What in tarnation is going on here? Why the sudden glut of plays that are three hours long? Have all the dramaturges traded in their shingles for a "Gone Fishin'" sign? Three hours is just too damn long - The Ferryman is an exception. Greater Clements has now joined the three hour club, and for no good reason unless exposition and obfuscation are your preferred delivery formats for the theatre.
Let's start with the good news. Samuel D. Hunter has created a character, Joe, who is unstable in the extreme. Hunter treads a very fine line so skillfully that we are able to walk around inside Joe’s head and view the wreckage. This is due in no small part to the artistry of Edmund Donovan as Joe. His dueling/dancing partner is the extraordinary Judith Ivey who, as Joe's mother Maggie, places us outside looking in at Joe and makes us feel the helplessness that consumes her.
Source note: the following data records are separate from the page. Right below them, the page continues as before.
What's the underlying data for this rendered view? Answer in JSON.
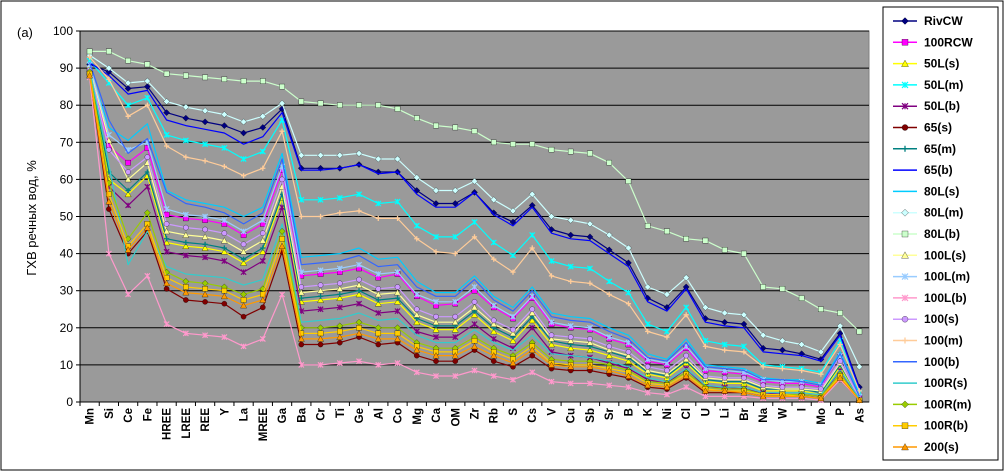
{
  "chart_data": {
    "type": "line",
    "panel_label": "(a)",
    "ylabel": "ГХВ речных вод, %",
    "xlabel": "",
    "ylim": [
      0,
      100
    ],
    "yticks": [
      0,
      10,
      20,
      30,
      40,
      50,
      60,
      70,
      80,
      90,
      100
    ],
    "grid": "horizontal",
    "legend_position": "right",
    "plot_background": "#9a9a9a",
    "categories": [
      "Mn",
      "Si",
      "Ce",
      "Fe",
      "HREE",
      "LREE",
      "REE",
      "Y",
      "La",
      "MREE",
      "Ga",
      "Ba",
      "Cr",
      "Ti",
      "Ge",
      "Al",
      "Co",
      "Mg",
      "Ca",
      "OM",
      "Zr",
      "Rb",
      "S",
      "Cs",
      "V",
      "Cu",
      "Sb",
      "Sr",
      "B",
      "K",
      "Ni",
      "Cl",
      "U",
      "Li",
      "Br",
      "Na",
      "W",
      "I",
      "Mo",
      "P",
      "As"
    ],
    "series": [
      {
        "name": "RivCW",
        "color": "#000080",
        "marker": "diamond",
        "values": [
          91,
          89,
          84.5,
          85,
          78,
          76.5,
          75.5,
          74.5,
          72.5,
          74,
          79,
          63,
          63,
          63,
          64,
          62,
          62,
          57,
          53.5,
          53.5,
          56.5,
          51,
          48.5,
          53,
          46.5,
          45,
          44.5,
          41,
          37.5,
          28,
          25.5,
          31,
          22.5,
          21.5,
          21,
          14.5,
          14,
          13,
          11.5,
          18.5,
          4
        ]
      },
      {
        "name": "100RCW",
        "color": "#ff00ff",
        "marker": "square",
        "values": [
          89,
          69,
          64.5,
          68.5,
          50.5,
          49.5,
          49,
          48,
          45,
          48,
          62.5,
          34,
          34.5,
          35,
          36,
          33.5,
          34.5,
          28.5,
          26,
          26.5,
          30,
          25.5,
          22.5,
          28,
          21,
          20,
          19.5,
          17,
          15.5,
          11,
          10,
          14.5,
          8.5,
          8,
          7.5,
          5.5,
          5,
          5,
          4,
          12.5,
          1.5
        ]
      },
      {
        "name": "50L(s)",
        "color": "#ffff00",
        "marker": "triangle",
        "values": [
          89,
          60,
          56,
          61,
          43,
          42,
          41.5,
          40.5,
          37.5,
          40.5,
          55,
          27,
          27.5,
          28,
          29,
          26.5,
          27,
          21.5,
          19.5,
          19.5,
          23.5,
          19,
          16.5,
          22,
          15.5,
          14.5,
          14,
          12.5,
          11,
          7.5,
          6.5,
          10.5,
          5.5,
          5,
          5,
          3,
          3,
          3,
          2,
          9.5,
          0.5
        ]
      },
      {
        "name": "50L(m)",
        "color": "#00ffff",
        "marker": "asterisk",
        "values": [
          92,
          86,
          80,
          82,
          72,
          70.5,
          69.5,
          68.5,
          65.5,
          67.5,
          76,
          54.5,
          54.5,
          55,
          56,
          53.5,
          54,
          47.5,
          44.5,
          44.5,
          48.5,
          43,
          39.5,
          45,
          38,
          36.5,
          36,
          32.5,
          29.5,
          21,
          19,
          25.5,
          16.5,
          15.5,
          15,
          10,
          9.5,
          9,
          8,
          16.5,
          2.5
        ]
      },
      {
        "name": "50L(b)",
        "color": "#800080",
        "marker": "asterisk",
        "values": [
          88.5,
          58,
          53,
          58,
          40.5,
          39.5,
          39,
          38,
          35,
          38,
          52.5,
          24.5,
          25,
          25.5,
          26.5,
          24,
          24.5,
          19,
          17.5,
          17.5,
          21,
          17,
          14.5,
          20,
          13.5,
          12.5,
          12,
          10.5,
          9,
          6,
          5,
          9,
          4,
          4,
          3.5,
          2.5,
          2,
          2,
          1.5,
          8.5,
          0.5
        ]
      },
      {
        "name": "65(s)",
        "color": "#800000",
        "marker": "circle",
        "values": [
          88,
          52,
          40,
          46,
          30.5,
          27.5,
          27,
          26.5,
          23,
          25.5,
          40.5,
          15.5,
          15.5,
          16,
          17.5,
          15.5,
          16,
          12.5,
          11,
          11,
          14,
          11,
          9.5,
          12.5,
          9,
          8.5,
          8.5,
          7.5,
          6.5,
          4,
          3.5,
          6.5,
          2.5,
          2.5,
          2.5,
          1.5,
          1.5,
          1.5,
          1,
          6,
          0.5
        ]
      },
      {
        "name": "65(m)",
        "color": "#008080",
        "marker": "plus",
        "values": [
          89.5,
          62,
          57,
          62,
          44,
          43,
          42.5,
          41.5,
          38.5,
          41.5,
          56,
          28,
          28.5,
          29,
          30,
          27.5,
          28,
          22.5,
          20.5,
          20.5,
          24.5,
          20,
          17.5,
          23,
          16.5,
          15.5,
          15,
          13.5,
          12,
          8,
          7,
          11,
          6,
          5.5,
          5.5,
          3.5,
          3.5,
          3.5,
          2.5,
          10,
          1
        ]
      },
      {
        "name": "65(b)",
        "color": "#0000ff",
        "marker": "none",
        "values": [
          91.5,
          88,
          83,
          84,
          76,
          74.5,
          73.5,
          72.5,
          69.5,
          71.5,
          78,
          62.5,
          62.5,
          63,
          64,
          61.5,
          62,
          56,
          52.5,
          52.5,
          56.5,
          50.5,
          47.5,
          52.5,
          45.5,
          44,
          43.5,
          40,
          36.5,
          27,
          24.5,
          30.5,
          21.5,
          20.5,
          20,
          13.5,
          13,
          12.5,
          11,
          18,
          3.5
        ]
      },
      {
        "name": "80L(s)",
        "color": "#00ccff",
        "marker": "none",
        "values": [
          90,
          74,
          70.5,
          75,
          57,
          54.5,
          53.5,
          52.5,
          50,
          52.5,
          67,
          39,
          39.5,
          40,
          41.5,
          38.5,
          39,
          32.5,
          29.5,
          29.5,
          34,
          28.5,
          25.5,
          31,
          24,
          23,
          22.5,
          20,
          18,
          13,
          11.5,
          17,
          10,
          9.5,
          9,
          6.5,
          6,
          6,
          5,
          13.5,
          2
        ]
      },
      {
        "name": "80L(m)",
        "color": "#ccffff",
        "marker": "diamond",
        "values": [
          93.5,
          90,
          86,
          86.5,
          81,
          79.5,
          78.5,
          77.5,
          75.5,
          77,
          80.5,
          66.5,
          66.5,
          66.5,
          67,
          65.5,
          65.5,
          60.5,
          57,
          57,
          59.5,
          54.5,
          51.5,
          56,
          50,
          49,
          48,
          45,
          41.5,
          31,
          29,
          33.5,
          25.5,
          24,
          23.5,
          18,
          16.5,
          15.5,
          13.5,
          20.5,
          9.5
        ]
      },
      {
        "name": "80L(b)",
        "color": "#ccffcc",
        "marker": "square",
        "values": [
          94.5,
          94.5,
          92,
          91,
          88.5,
          88,
          87.5,
          87,
          86.5,
          86.5,
          85,
          81,
          80.5,
          80,
          80,
          80,
          79,
          76.5,
          74.5,
          74,
          73,
          70,
          69.5,
          69.5,
          68,
          67.5,
          67,
          64.5,
          59.5,
          47.5,
          46,
          44,
          43.5,
          41,
          40,
          31,
          30.5,
          28,
          25,
          24,
          19
        ]
      },
      {
        "name": "100L(s)",
        "color": "#ffff99",
        "marker": "triangle",
        "values": [
          90.5,
          70.5,
          60,
          64.5,
          46,
          45,
          44.5,
          43.5,
          40.5,
          43.5,
          58,
          29.5,
          30,
          30.5,
          31.5,
          29,
          29.5,
          23.5,
          21.5,
          21.5,
          25.5,
          21,
          18.5,
          24,
          17,
          16.5,
          16,
          14,
          12.5,
          8.5,
          7.5,
          11.5,
          6.5,
          6,
          6,
          4,
          3.5,
          3.5,
          3,
          10.5,
          1
        ]
      },
      {
        "name": "100L(m)",
        "color": "#99ccff",
        "marker": "asterisk",
        "values": [
          91,
          72,
          68,
          70,
          52,
          50.5,
          50,
          49,
          46,
          49,
          63.5,
          35,
          35.5,
          36,
          37,
          34.5,
          35,
          29,
          27,
          27,
          31,
          26,
          23,
          28.5,
          21.5,
          20.5,
          20,
          17.5,
          16,
          11.5,
          10.5,
          15,
          9,
          8.5,
          8,
          6,
          5.5,
          5.5,
          4.5,
          12.5,
          1.5
        ]
      },
      {
        "name": "100L(b)",
        "color": "#ff99cc",
        "marker": "asterisk",
        "values": [
          87.5,
          40,
          29,
          34,
          21,
          18.5,
          18,
          17.5,
          15,
          17,
          29,
          10,
          10,
          10.5,
          11,
          10,
          10.5,
          8,
          7,
          7,
          8.5,
          7,
          6,
          8,
          5.5,
          5,
          5,
          4.5,
          4,
          2.5,
          2,
          4,
          1.5,
          1.5,
          1.5,
          1,
          1,
          1,
          0.5,
          6,
          0.5
        ]
      },
      {
        "name": "100(s)",
        "color": "#cc99ff",
        "marker": "circle",
        "values": [
          89.5,
          68,
          62,
          66,
          48,
          47,
          46.5,
          45.5,
          42.5,
          45.5,
          60,
          31,
          31.5,
          32,
          33,
          30.5,
          31,
          25,
          23,
          23,
          27,
          22,
          19.5,
          25,
          18,
          17.5,
          17,
          15,
          13.5,
          9.5,
          8.5,
          12.5,
          7,
          6.5,
          6.5,
          4.5,
          4,
          4,
          3.5,
          11,
          1
        ]
      },
      {
        "name": "100(m)",
        "color": "#ffcc99",
        "marker": "plus",
        "values": [
          93,
          87,
          77,
          80,
          69,
          66,
          65,
          63.5,
          61,
          63,
          73,
          50,
          50,
          51,
          51.5,
          49.5,
          49.5,
          44,
          40.5,
          40,
          44.5,
          38.5,
          35,
          41.5,
          34,
          32.5,
          32,
          29,
          26.5,
          19,
          17.5,
          23.5,
          15,
          14,
          13.5,
          9.5,
          9,
          8.5,
          7.5,
          15.5,
          3
        ]
      },
      {
        "name": "100(b)",
        "color": "#3366ff",
        "marker": "none",
        "values": [
          91.5,
          76,
          67,
          71,
          56.5,
          53.5,
          52.5,
          51,
          48,
          51,
          65.5,
          37,
          37.5,
          38,
          39.5,
          36.5,
          37,
          31,
          28.5,
          28.5,
          33,
          27.5,
          24.5,
          30,
          23,
          22,
          21.5,
          19,
          17,
          12,
          11,
          16,
          9.5,
          9,
          8.5,
          6,
          6,
          5.5,
          4.5,
          13,
          1.5
        ]
      },
      {
        "name": "100R(s)",
        "color": "#33cccc",
        "marker": "none",
        "values": [
          90,
          64,
          37,
          46,
          36.5,
          34.5,
          34,
          33.5,
          31.5,
          33,
          48,
          21.5,
          22,
          22.5,
          24,
          22,
          22.5,
          18,
          16,
          16,
          19.5,
          16,
          14,
          18,
          13,
          12.5,
          12,
          11,
          9.5,
          6.5,
          5.5,
          9,
          4.5,
          4,
          4,
          2.5,
          2.5,
          2.5,
          2,
          8.5,
          1
        ]
      },
      {
        "name": "100R(m)",
        "color": "#99cc00",
        "marker": "diamond",
        "values": [
          89,
          59,
          44,
          51,
          35,
          32.5,
          32,
          31,
          29,
          30.5,
          46,
          20,
          20,
          20.5,
          21.5,
          20,
          20,
          16,
          14.5,
          14.5,
          17.5,
          14.5,
          12.5,
          16,
          11.5,
          11,
          11,
          10,
          8.5,
          5.5,
          5,
          8,
          4,
          3.5,
          3.5,
          2,
          2,
          2,
          1.5,
          7.5,
          0.5
        ]
      },
      {
        "name": "100R(b)",
        "color": "#ffcc00",
        "marker": "square",
        "values": [
          88.5,
          56,
          42,
          48,
          33.5,
          31,
          30.5,
          30,
          27.5,
          29,
          44,
          18.5,
          18.5,
          19,
          20,
          18.5,
          18.5,
          15,
          13.5,
          13.5,
          16.5,
          13.5,
          11.5,
          15,
          10.5,
          10,
          10,
          9,
          8,
          5,
          4.5,
          7.5,
          3.5,
          3,
          3,
          2,
          2,
          1.5,
          1,
          7,
          0.5
        ]
      },
      {
        "name": "200(s)",
        "color": "#ff9900",
        "marker": "triangle",
        "values": [
          88,
          54,
          41,
          47,
          32,
          29.5,
          29,
          28.5,
          26,
          27.5,
          42,
          17,
          17,
          17.5,
          18.5,
          17,
          17,
          14,
          12.5,
          12.5,
          15,
          12.5,
          10.5,
          14,
          10,
          9.5,
          9.5,
          8.5,
          7,
          4.5,
          4,
          7,
          3,
          3,
          2.5,
          1.5,
          1.5,
          1.5,
          1,
          6.5,
          0.5
        ]
      }
    ]
  }
}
Place these two in an Idaho town that is dying because the mine on which it depended is dead, and you have a sad tale of the highest order. The town, Clements, is not only dying - it is disappearing entirely. Proposition 42 was voted on, and a majority of the people voted to disband the town. Mostly this was in reaction to the rich folks from California who moved in, set up shop in their McMansions and outlawed the unsuitable habits that the locals have had for years. One being their right to have the messiest goldarn yards you ever did see. The rich versus poor conflict combined with an unstable man about town is epic, and would have been enough for a play of say, a couple of hours.
Mr. Hunter, however, decided to introduce a long lost love into the mix in the form of Billy (Ken Narasaki) who brings a small dash of romance as well as the subject of Japanese Americans in internment camps during WWII. Mr. Narasaki’s performance does not stand up against the expansive Ivey and his contribution, along with that of his petulant granddaughter Cal, adds nothing except time to this story.
The tale is really centered around Joe, but the script wanders off to other pastures over and over again. The simplicity and danger are lost until the last moments of the play. Even then the playwright does not let it rest and adds two more scenes that try the soul.
Judith Ivey and Edmund Donovan shine mightily. But the minutes drag nonetheless. Defeat snatched from the jaws of victory, indeed.
(Photo by T. Charles Erickson)
"Perhaps "Greater Clements" isn't too long but too short: It might be better off as a mini-series, where its net of ideas could unwind more naturally. As a play, though, it's like that mine elevator: creaky and skeletal but with intermittent access to wonderful things. "
Jesse Green for New York Times
"There's not a false note in the ensemble's performances, building on the playwright's insightful observation of ordinary lives. But it's the towering work of Ivey and Donovan — the latter already a quiet revelation in Clarkston — that gives the production such rewarding dimensions."
David Rooney for Hollywood Reporter
"Hunter’s version of the American Dream is lyrical in so many of the right places, but not boldly so. If only all of “Greater Clements” were as wiry as Ivey and Donovan’s performances."